John Taylor, 3rd President of the Church, 1880–1887 

Some years ago, in Nauvoo, a gentleman in my hearing, a member of the Legislature, asked Joseph Smith how it was that he was enabled to govern so many people, and to preserve such perfect order; remarking at the same time that it was impossible for them to do it anywhere else. Mr. Smith remarked that it was very easy to do that. "How?" responded the gentleman; "to us it is very difficult." Mr. Smith replied, "I teach them correct principles, and they govern themselves."

"The Organization of the Church," Millennial Star, Nov. 15, 1851, 339.

Mercy Rachel Fielding Thompson, Early Member of the Church 

We listened with joy and profit to the words of instruction and counsel which fell from the inspired lips of Joseph Smith, each word carrying to our hearts deeper . . . convictions that we were listening to a mighty Prophet of God.
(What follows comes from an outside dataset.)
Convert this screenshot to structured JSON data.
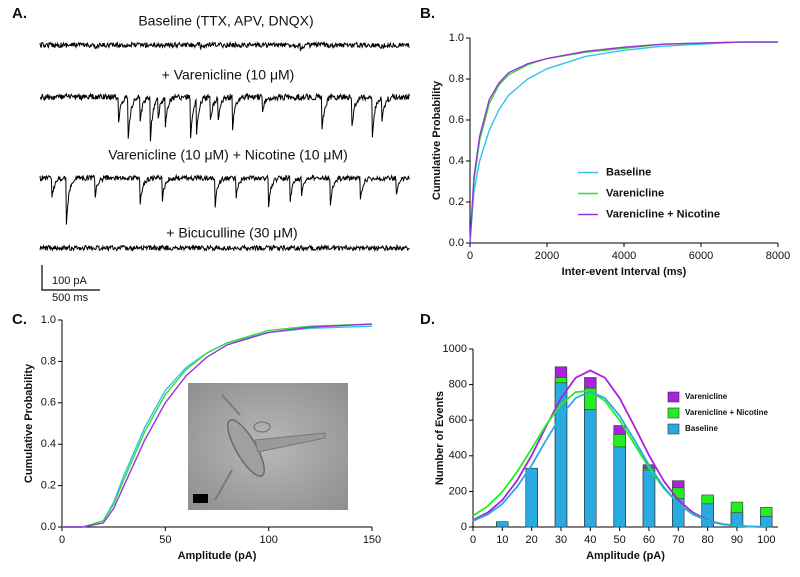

And yet there was not the slightest appearance of ostentation or conscious power on his part; he was as free and sociable as though we had all been his own brothers and sisters, or members of one family. He was as unassuming as a child. . . . I saw him rejoicing with the people, perfectly sociable and without reserve, occasionally uttering jokes for their amusement and moving upon the same plane with the humblest and poorest of his friends; to him there were no strangers and by all he was known as the Prophet and a friend of humanity.

"Recollections of the Prophet Joseph Smith," Juvenile Instructor, July 1, 1892, 398–99; paragraph divisions altered.